Judge Pooler broke a lot of barriers. She was one of only 6 women in her law school class at the University of Michigan. She was later the first woman elected to the New York State Supreme Court for the Fifth Judicial District. And in 1994, she was the first woman appointed to the District Court in the Northern District of New York.
She paved the path for me to follow as a district court judge in the Northern District of New York. And she helped to guide the women who followed her to that bench, particularly me, Chief Magistrate Judge Therese Dancks, Chief Bankruptcy Judge Margaret Cangilos Ruiz, and then Chief Bankruptcy Judge Wendy Kinsella. We met regularly for lunch. I cherish the friendship we developed during these lunches.
I was lucky to have more time with Judge Pooler, when I began giving her rides home from the Second Circuit Judicial Conferences. Those three-hour drives flew by without ever a quiet moment in the car.

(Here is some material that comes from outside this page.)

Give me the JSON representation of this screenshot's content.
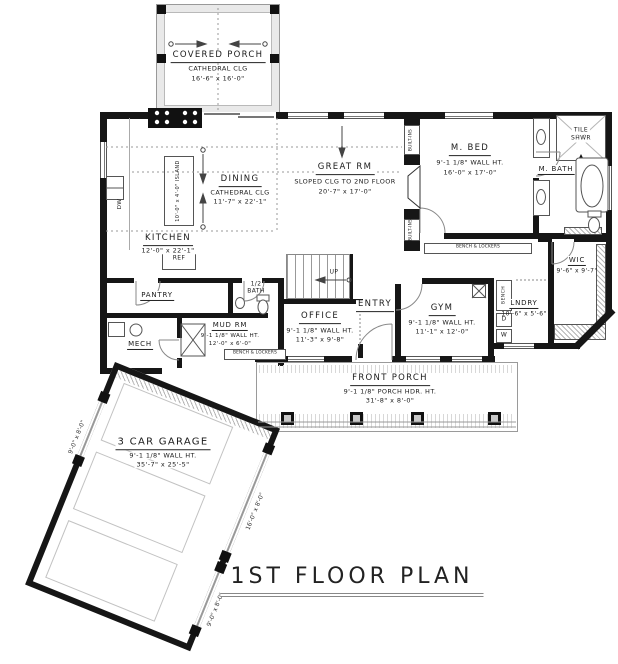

During our time together Judge Pooler shared a few stories about what it was like to be the first woman in all of these positions. I know it was at times lonely and hard. I think she especially valued her friendships with those of us who followed her.
There are now five federal women judges in the Northern District of New York. I think it is fitting, and that Judge Pooler would have enjoyed knowing, that the five of us together nominated Judge Pooler for an award that is given by the Women’s Bar Association of the State of New York, in memory of Justice Ruth Bader Ginsburg, for a member who embodies the spirit of Justice Ginsburg. On May 31, Judge Pooler will receive the Ruth Bader Ginsburg Memorial Award from the Women’s Bar Association of the State of New York at their annual dinner in Albany.
Judge Pooler was a mentor to me and a cherished friend. May her memory be a blessing.